Perhaps the most puzzling aspect of the Federal Reserve’s move to cut interest rates a half-point this week was the central bank’s conclusion that risks are “balanced” between the possibilities for renewed inflation or a further economic slowdown. If the risks truly are so finely balanced, why was it necessary to make such a dramatic move on rates?
The answer lies in understanding Fedspeak, Chairman Alan Greenspan’s fine art of describing economic conditions in a code that is left open to interpretation.
As consumer and business confidence suffer under the weight of uncertainty over a possible war with Iraq, the economy is expected to slow to a near standstill this quarter, with some analysts forecasting growth of 1 percent or less. While a double-dip recession is still considered unlikely, the odds have grown substantially in recent months.

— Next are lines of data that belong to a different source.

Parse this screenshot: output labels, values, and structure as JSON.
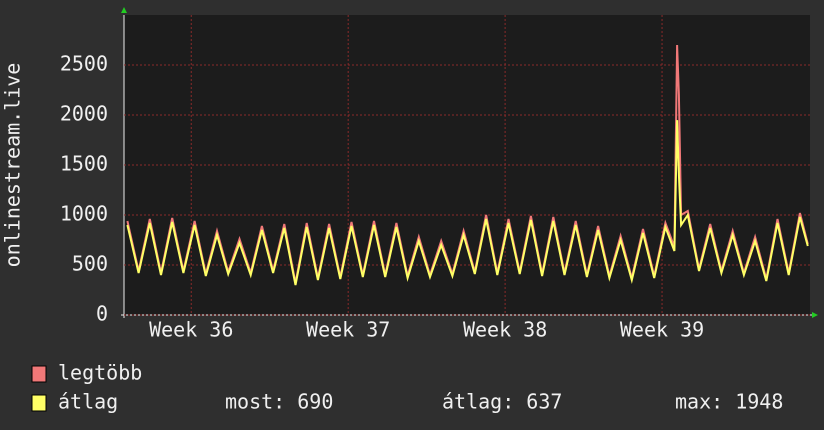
{
  "chart_data": {
    "type": "line",
    "y_label": "onlinestream.live",
    "x": [
      0.15,
      0.65,
      1.15,
      1.65,
      2.15,
      2.65,
      3.15,
      3.65,
      4.15,
      4.65,
      5.15,
      5.65,
      6.15,
      6.65,
      7.15,
      7.65,
      8.15,
      8.65,
      9.15,
      9.65,
      10.15,
      10.65,
      11.15,
      11.65,
      12.15,
      12.65,
      13.15,
      13.65,
      14.15,
      14.65,
      15.15,
      15.65,
      16.15,
      16.65,
      17.15,
      17.65,
      18.15,
      18.65,
      19.15,
      19.65,
      20.15,
      20.65,
      21.15,
      21.65,
      22.15,
      22.65,
      23.15,
      23.65,
      24.15,
      24.55,
      24.67,
      24.75,
      24.85,
      25.15,
      25.65,
      26.15,
      26.65,
      27.15,
      27.65,
      28.15,
      28.65,
      29.15,
      29.65,
      30.15,
      30.5
    ],
    "series": [
      {
        "name": "legtöbb",
        "color": "#f07878",
        "values": [
          940,
          440,
          960,
          420,
          970,
          440,
          940,
          410,
          840,
          430,
          760,
          420,
          890,
          440,
          910,
          320,
          920,
          370,
          910,
          380,
          930,
          400,
          940,
          400,
          920,
          390,
          780,
          400,
          740,
          410,
          840,
          430,
          1000,
          420,
          960,
          430,
          990,
          410,
          980,
          420,
          940,
          400,
          890,
          390,
          790,
          370,
          860,
          390,
          920,
          680,
          2700,
          2200,
          1000,
          1040,
          460,
          910,
          440,
          840,
          420,
          780,
          360,
          960,
          420,
          1020,
          710
        ]
      },
      {
        "name": "átlag",
        "color": "#ffff66",
        "values": [
          900,
          420,
          920,
          400,
          930,
          420,
          900,
          390,
          800,
          410,
          720,
          400,
          850,
          420,
          870,
          300,
          880,
          350,
          870,
          360,
          890,
          380,
          900,
          380,
          880,
          370,
          740,
          380,
          700,
          390,
          800,
          410,
          960,
          400,
          920,
          410,
          950,
          390,
          940,
          400,
          900,
          380,
          850,
          370,
          750,
          350,
          820,
          370,
          880,
          640,
          1948,
          1400,
          900,
          1000,
          440,
          870,
          420,
          800,
          400,
          740,
          340,
          920,
          400,
          980,
          690
        ]
      }
    ],
    "legend_stats": [
      "most: 690",
      "átlag: 637",
      "max: 1948"
    ],
    "xlim": [
      0,
      30.6
    ],
    "xticks": [
      {
        "value": 3,
        "label": "Week 36"
      },
      {
        "value": 10,
        "label": "Week 37"
      },
      {
        "value": 17,
        "label": "Week 38"
      },
      {
        "value": 24,
        "label": "Week 39"
      }
    ],
    "ylim": [
      0,
      3000
    ],
    "yticks": [
      0,
      500,
      1000,
      1500,
      2000,
      2500
    ],
    "grid": true
  }
}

Rising prices, meanwhile, are barely a blip on the radar screen, even for inflation-wary central bankers, who appear more worried about the lack of pricing power. When Fed policy-makers met Sept. 24, they expressed concern about the possible “emergence of appreciably lower inflation” that could make it difficult to conduct monetary policy, according to minutes released this week.

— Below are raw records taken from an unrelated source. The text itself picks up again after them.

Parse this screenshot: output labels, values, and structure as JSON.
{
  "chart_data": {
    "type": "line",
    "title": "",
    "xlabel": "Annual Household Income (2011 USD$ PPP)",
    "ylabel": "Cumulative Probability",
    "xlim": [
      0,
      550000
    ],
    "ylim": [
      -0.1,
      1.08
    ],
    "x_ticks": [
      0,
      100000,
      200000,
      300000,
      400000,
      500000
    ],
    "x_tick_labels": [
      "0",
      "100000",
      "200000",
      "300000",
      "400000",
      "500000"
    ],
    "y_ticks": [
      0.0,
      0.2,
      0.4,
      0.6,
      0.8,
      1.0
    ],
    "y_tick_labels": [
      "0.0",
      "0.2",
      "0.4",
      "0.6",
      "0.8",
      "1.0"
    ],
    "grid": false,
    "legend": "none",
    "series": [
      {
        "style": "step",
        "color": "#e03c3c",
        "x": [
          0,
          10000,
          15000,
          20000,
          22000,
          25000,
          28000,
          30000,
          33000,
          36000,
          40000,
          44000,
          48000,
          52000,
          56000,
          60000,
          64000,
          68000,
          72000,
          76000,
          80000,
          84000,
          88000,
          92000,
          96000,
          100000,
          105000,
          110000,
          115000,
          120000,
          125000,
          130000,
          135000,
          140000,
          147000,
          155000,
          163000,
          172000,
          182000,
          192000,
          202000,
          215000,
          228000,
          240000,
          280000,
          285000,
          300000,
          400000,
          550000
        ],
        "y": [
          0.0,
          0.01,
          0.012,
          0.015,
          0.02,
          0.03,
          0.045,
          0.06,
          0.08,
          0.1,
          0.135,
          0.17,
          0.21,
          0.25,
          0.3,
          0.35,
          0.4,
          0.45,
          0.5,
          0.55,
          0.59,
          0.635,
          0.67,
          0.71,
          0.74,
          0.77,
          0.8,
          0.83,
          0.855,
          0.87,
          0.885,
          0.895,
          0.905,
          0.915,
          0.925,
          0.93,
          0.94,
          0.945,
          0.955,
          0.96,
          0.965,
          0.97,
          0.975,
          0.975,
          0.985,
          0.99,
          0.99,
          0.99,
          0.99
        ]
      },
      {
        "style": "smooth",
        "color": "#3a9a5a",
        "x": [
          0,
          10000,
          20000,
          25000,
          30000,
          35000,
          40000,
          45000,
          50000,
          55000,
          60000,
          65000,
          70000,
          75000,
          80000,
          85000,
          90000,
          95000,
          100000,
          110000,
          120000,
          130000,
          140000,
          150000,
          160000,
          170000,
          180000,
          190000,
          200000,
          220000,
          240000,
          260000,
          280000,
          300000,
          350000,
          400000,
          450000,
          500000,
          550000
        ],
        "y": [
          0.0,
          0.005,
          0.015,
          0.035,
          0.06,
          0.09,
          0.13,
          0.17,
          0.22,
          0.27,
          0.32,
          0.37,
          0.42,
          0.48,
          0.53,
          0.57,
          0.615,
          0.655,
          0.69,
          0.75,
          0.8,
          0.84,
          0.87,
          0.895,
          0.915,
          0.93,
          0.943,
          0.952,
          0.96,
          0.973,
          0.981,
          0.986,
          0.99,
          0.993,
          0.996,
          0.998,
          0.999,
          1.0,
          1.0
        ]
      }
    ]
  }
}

“The risks aren’t balanced,” said John Silvia,” chief economist for Wachovia Securities. “You know that, I know that and everybody out there knows that. The risks are on the downside.”
“Even the Fed does not believe its neutral policy statement,” agreed Ethan Harris, co-chief U.S. economist for Lehman Bros.
Yet if the Fed had acknowledged the downside risks to the economy in its statement Wednesday, it could have sparked fear that conditions were even worse than they are and raised expectations of another rate cut in December. By declaring the risks balanced, Greenspan has virtually eliminated any chance of another rate cut next month and offered a compromise to central bankers who might have been hesitant to cut rates a half-point from their already low levels.
“This was a way to put the focus on the immediate step, and not to give the wrong impression that they have panicked and gone too far,” said Bob DiClemente, chief U.S. economist at Salomon Smith Barney. “It may have been there was some preference for doing less. As a way to get unanimity or consensus that language is a useful tool.”
He and other analysts do not rule out further rate cuts next year if needed, particularly in the event of an external shock, possibly related to the Iraqi situation. Harris expects another quarter-point cut, probably in January. He points out that over the past decade the Fed often has “prematurely declared victory after a big policy move,” only to adjust rates again within a few months.
“They can always do whatever they want at any time, so the language doesn’t put them in a box,” DiClemente said. Still, Fed watchers could not recall a time when the Fed changed interest rates and then immediately shifted to the so-called neutral bias.
The question remains whether the Fed move will have the desired result of spurring business investment and inspiring enough consumer confidence at least to sustain spending through the important holiday retail season.
Early results were mixed, with stock prices ending the week about 2 percent below where they were when the Fed decision was announced. Yields on short-term securities rose and long-term yields fell, reflecting in part the expectation that the Fed’s next move could be a rate increase sometime in mid-2003.
The latest economic data indicate the consumer has not yet rolled over, so perhaps concern about the holiday season is overdone. Chain-store sales grew a surprising 3.1 percent in October, according to private estimates, and consumer credit grew by $10 billion in the latest month, far more than expected. Mortgage rates fell slightly in the latest week and are likely to slip further, based on this week’s bond market action, supporting continued strength in both housing sales and refinancing activity.
“I don’t think consumer spending will fall off, but auto and housing-related sales are not going to be as strong as they have been,” said Sung Won Sohn, chief economist for Wells Fargo. Indeed, car and light-truck sales plunged in October to the lowest level in four years, as a wave of buying sparked by incentives subsided. Still, consumer confidence and spending are likely to respond quickly to any improvement in the moribund labor market.
“Right now I’m more concerned about business confidence,” Sohn said. “They need to spend money and hire people.”
With the Fed likely on hold at least until late January, and the Republicans gaining controls of Congress, the economic focus will shift to Washington where many on Wall Street expect fiscal stimulus in the form of a new round of tax cuts and possibly higher spending on defense.
“I’m of the opinion that monetary policy is becoming less effective and could become impotent at some point,” Sohn said. “We really need to use a different set of tools.”